本文从树木的光合和水分生理特性入手,选择移栽成活1年、2年及3年后的油松、白杆、樟子松为研究对象,采用Li-6400光合仪测定光合和水分等生理指标的变化。实验结果如下:
1、油松在上午时间段保持较高的光合速率。移植成活3年后油松光合速率日变幅最大,为4.1814μmolm-2s-1,移植成活1年后油松日变幅最小,为1.8861μmolm-2s-1。气孔导度对油松光合速率和蒸腾速率的影响最为显著。移植1、2、3年后油松日平均水分利用效率分别为0.9356μmmolm-2s-1、1.7837μmmolm-2s-1和2.1308μmmolm-2s-1。移植成活2、3年后油松日平均水分利用效率显著高于移植成活1年后油松。
2、移植1、2、3年后的白杆光合速率日变幅分别为1.7367μmolm-2s-1、3.3332μmolm-2s-1、4.644μmolm-2s-1.生态因子-光合有效辐射对白杆光合速率影响最显著;气孔导度和叶温是对蒸腾速率影响最显著的因子。移植1、2、3年后的白杆日平均水分利用效率分别为0.2798μmmolm-2s-1、0.0953μmmolm-2s-1和0.9136μmmolm-2s-1。移植成活3年后的白杆水分利用效率显著增大,移植成活2年后水分利用效率降低与树势恢复缓慢有关。
3、移植后樟子松在上午时段保持较高的光合速率水平,移植成活1、2、3年后的樟子松光合速率日变幅分别为3.0981μmolm-2s-1、2.273μmolm-s-1、4.1364μmolm-2s-1。气孔导度、光合有效辐射对樟子松光合速率和蒸腾速率影响显著。移植1、2、3年后樟子松日平均水分利用效率分别为3.3506μmmolm-2s-1、3.3203μmmolm-2s-1和2.2976μmmolm-2s11,远大于移植成活后的油松、白杆。
4、综上所述,3个研究树种中,水分利用效率大小依次为:樟子松>油松)白杆。水分利用效率越高,树种消耗相同的水所生产的物质越多。在干旱、多风地区,比较适合蒸腾速率低、水分利用效率较高的树种生长,因此樟子松与油松更适合作为呼和浩特市城市绿化树种进行移植。
根据以上研究结果,分析得知大树移植成活2年后,树势恢复速度加快,基本能够保证成活,移植后的第一年是移植成活的关键。因此,本研究针对当年移植的三种大树,按照植物的观赏性及健康性评价标准,将大树分为三个等级,分别采用大树输液及新型菌根剂灌根技术对其进行保活处理,并从树体单位电容、叶绿素含量、树木自然含水量、当年生长枝萌发率和生长量及蒸腾速率、光合速率日进程和水分利用效率7个方面进行了比较研究。实验结果如下:
1、经过大树移植保活技术处理后,当年移植油松处理组单位树体电容较对照组提高58%以上,其中Ⅱ级移植油松提高最快,达74.85%。叶绿素含量提高24%以上,Ⅱ级提高最快,达39.46%。移植油松各等级各部分自然含水量相互比较,结果为:Ⅲ级处理组>Ⅱ级处理组)Ⅲ级对照组)Ⅰ级处理组>Ⅱ级对照组)Ⅰ级对照组。通过保活技术处理,Ⅱ级和Ⅰ级处理组自然含水率均高于其上一级对照组。处理组当年新生小枝萌发率较同级对照组提高50%以上,生长量提高32%以上。

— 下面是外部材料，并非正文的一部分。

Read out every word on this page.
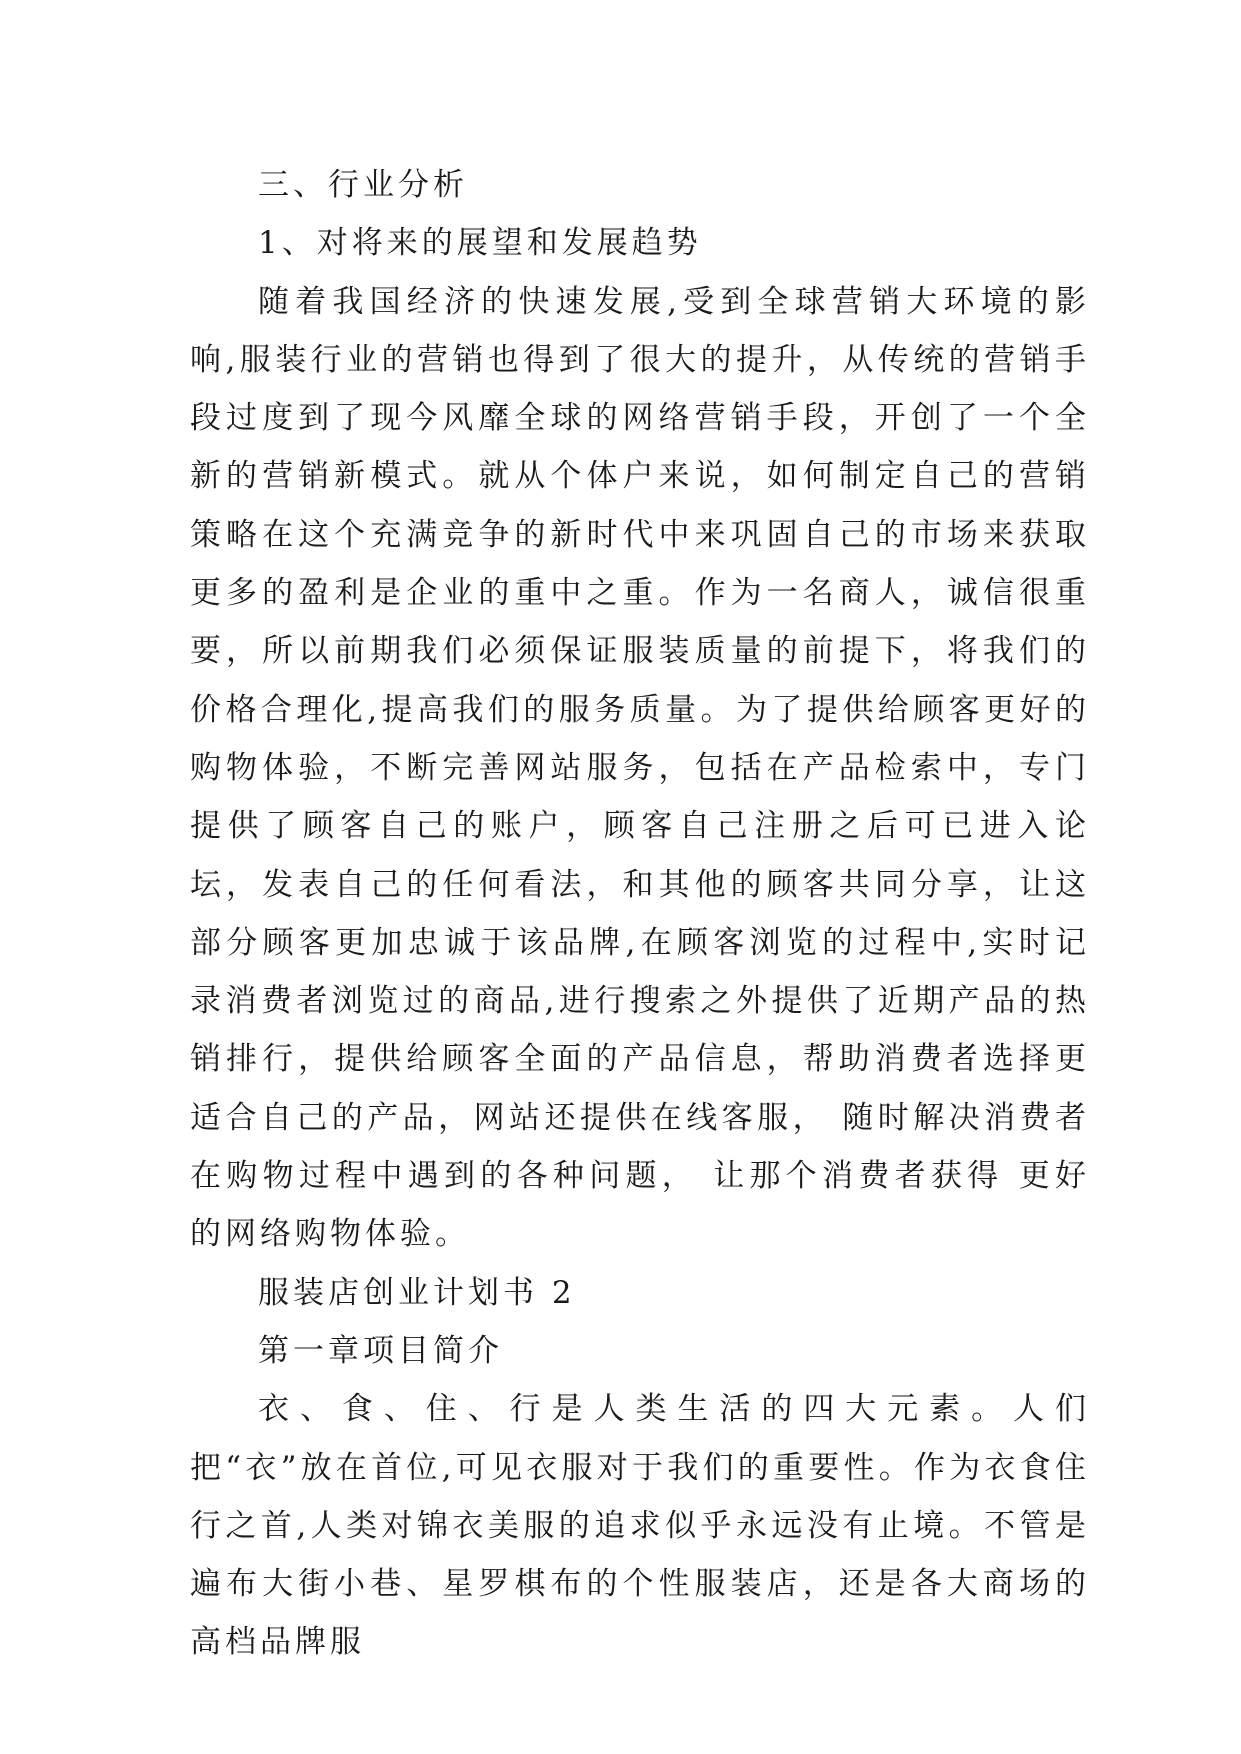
三、行业分析

1、对将来的展望和发展趋势

随着我国经济的快速发展,受到全球营销大环境的影响,服装行业的营销也得到了很大的提升，从传统的营销手段过度到了现今风靡全球的网络营销手段，开创了一个全新的营销新模式。就从个体户来说，如何制定自己的营销策略在这个充满竞争的新时代中来巩固自己的市场来获取更多的盈利是企业的重中之重。作为一名商人，诚信很重要，所以前期我们必须保证服装质量的前提下，将我们的价格合理化,提高我们的服务质量。为了提供给顾客更好的购物体验，不断完善网站服务，包括在产品检索中，专门提供了顾客自己的账户，顾客自己注册之后可已进入论坛，发表自己的任何看法，和其他的顾客共同分享，让这部分顾客更加忠诚于该品牌,在顾客浏览的过程中,实时记录消费者浏览过的商品,进行搜索之外提供了近期产品的热销排行，提供给顾客全面的产品信息，帮助消费者选择更适合自己的产品，网站还提供在线客服， 随时解决消费者在购物过程中遇到的各种问题， 让那个消费者获得 更好的网络购物体验。

服装店创业计划书 2

第一章项目简介

衣、食、住、行是人类生活的四大元素。人们把“衣”放在首位,可见衣服对于我们的重要性。作为衣食住行之首,人类对锦衣美服的追求似乎永远没有止境。不管是遍布大街小巷、星罗棋布的个性服装店，还是各大商场的高档品牌服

经过大树移植保活技术处理后,Ⅲ级油松对照组日平均光合速率为0.5912μmolm-2s-1,处理组为1.3696μmolm-2s-1,较对照组提高131.67%;处理组日平均水分利用效率为2.9161μmmolm-2s-1,对照组为08674μmmolm-2s-1。通过保活技术处理,处理组树势有了明显的提高。
2、当年移植白杆处理组单位树体电容较对照组提高63%以上,其中Ⅱ级移植白杆提高最快,达80.24%。叶绿素含量提高25%以上,Ⅲ级提高最快,达32.88%。各等级各部分自然含水量相互比较,结果为:Ⅲ级处理组)Ⅱ级处理组)Ⅰ级处理组>Ⅲ级对照组)Ⅱ级对照组>Ⅰ级对照组。通过保活技术处理,Ⅱ级和Ⅰ级处理组自然含水率均有很大提高。处理组当年新生小枝萌发率较同级对照组提高53%以上,生长量提高39%以上。
经过大树移植保活技术处理后,Ⅲ级白杆对照组日平均光合速率为1.3208μmolm-2s-1,处理组为1.6083μmolm-2s-1,较对照组提高21.77%;处理组日平均水分利用效率为0.3668μmmolm-2s-1,对照组为0.2509μmmolm-2s-1。
3、当年移植樟子松处理组单位树体电容较对照组提高64%以上,其中Ⅱ级提高最快,达8.0.60%。叶绿素含量提高17%以上,Ⅲ级提高最快,达27.62%。各等级各部分自然含水量相互比较,结果为:Ⅲ级处理组)Ⅱ级处理组>Ⅰ级处理组>Ⅲ级对照组)Ⅱ级对照组)Ⅰ级对照组。通过保活技术处理,Ⅱ级和Ⅰ级处理组自然含水率均有很大提高。处理组当年新生小枝萌发率较同级对照组提高50%以上,生长量提高23%以上。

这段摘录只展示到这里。